I would like to point out here that none of the offences committed by the incarcerated children come anywhere near the criminal acts perpetrated upon them by those who guard them, those who oversee the guards, and those who turn their blinded eyes away from the sight of the children’s suffering. There is nothing either lawful or orderly about the behaviour of the men in charge of these children, or the men in charge of the men in charge.

There is a deeply ingrained culture, the face of which is for today the Don Dale facility, that has its origins in the denial of Aboriginal people as capable of agriculture, aquaculture and governance, and the framing of them instead as primitive savages upon whom it is permissible to wreak any kind of havoc deemed necessary for the protection and furtherance of white society.

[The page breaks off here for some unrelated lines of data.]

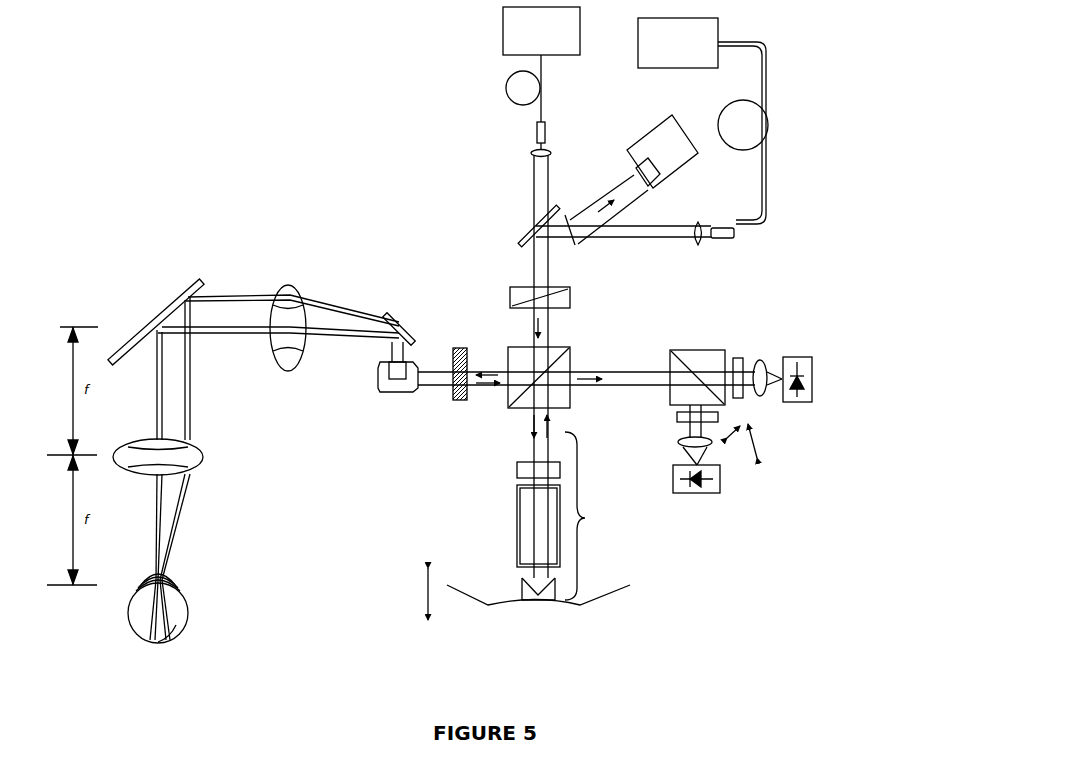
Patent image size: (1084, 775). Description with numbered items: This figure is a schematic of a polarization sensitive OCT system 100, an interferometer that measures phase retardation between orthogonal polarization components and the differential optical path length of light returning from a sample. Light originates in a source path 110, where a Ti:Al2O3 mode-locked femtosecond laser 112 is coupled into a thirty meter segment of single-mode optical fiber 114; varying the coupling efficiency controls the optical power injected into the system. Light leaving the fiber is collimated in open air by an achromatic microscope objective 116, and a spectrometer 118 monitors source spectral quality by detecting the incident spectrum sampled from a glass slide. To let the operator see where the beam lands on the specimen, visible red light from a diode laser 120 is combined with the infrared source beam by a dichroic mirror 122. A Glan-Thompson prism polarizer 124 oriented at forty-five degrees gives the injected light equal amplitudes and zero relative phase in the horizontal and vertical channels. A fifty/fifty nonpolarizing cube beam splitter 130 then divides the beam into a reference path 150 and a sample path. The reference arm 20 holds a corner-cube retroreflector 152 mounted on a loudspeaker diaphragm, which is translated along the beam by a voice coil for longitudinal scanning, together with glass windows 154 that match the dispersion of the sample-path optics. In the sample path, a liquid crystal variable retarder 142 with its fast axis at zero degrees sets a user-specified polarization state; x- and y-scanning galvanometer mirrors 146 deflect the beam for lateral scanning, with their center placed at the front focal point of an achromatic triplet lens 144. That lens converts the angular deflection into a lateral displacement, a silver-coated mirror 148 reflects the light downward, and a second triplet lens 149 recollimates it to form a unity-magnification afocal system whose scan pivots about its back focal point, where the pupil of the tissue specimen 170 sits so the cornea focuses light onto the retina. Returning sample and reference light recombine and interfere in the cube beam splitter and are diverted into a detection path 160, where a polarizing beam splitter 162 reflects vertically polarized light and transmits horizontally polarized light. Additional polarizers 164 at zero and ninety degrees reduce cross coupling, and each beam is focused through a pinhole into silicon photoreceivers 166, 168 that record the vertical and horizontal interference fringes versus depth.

The polarization sensitive OCT system 100 is at (260, 40).
The source path 110 is at (528, 258).
The Ti:Al2O3 mode-locked femtosecond laser 112 is at (715, 25).
The single-mode optical fiber 114 is at (770, 128).
The achromatic microscope objective 116 is at (743, 228).
The spectrometer 118 is at (677, 111).
The diode laser 120 is at (501, 28).
The dichroic mirror 122 is at (533, 225).
The Glan-Thompson prism polarizer 124 is at (574, 297).
The nonpolarizing broadband cube beam splitter 130 is at (572, 363).
The liquid crystal variable retarder 142 is at (449, 398).
The achromatic triplet lens 144 is at (277, 292).
The x- and y-scanning galvanometer mirrors 146 is at (366, 380).
The silver-coated mirror 148 is at (160, 292).
The second achromatic triplet lens 149 is at (181, 468).
The reference path 150 is at (528, 449).
The corner-cube retroreflector 152 is at (606, 600).
The glass windows 154 is at (514, 552).
The detection path 160 is at (622, 389).
The polarizing beam splitter 162 is at (709, 348).
The additional polarizers 164 is at (766, 453).
The silicon photoreceiver 166 is at (723, 485).
The silicon photoreceiver 168 is at (813, 403).
The tissue specimen 170 is at (179, 601).
The reference arm 20 is at (588, 516).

Sick of your car being stolen? Get out the canisters and fucking gas the fucking cunt kids who took it because your car and your right to not have it nicked trumps a young black life.

Don Dale may be closed down, there will be a Royal Commission, right and left alike will continue to express bipartisan outrage but unless Australia’s fundamental attitude towards Indigenous peoples is changed, the suffering will continue.

I leave you with the words of Nigel Scullion, federal Minister for Indigenous Affairs. He’d never taken any notice of complaints that reached him about the mistreatment of Aboriginal children in the Don Dale centre, he said. The reports had never sufficiently  “piqued his interest.”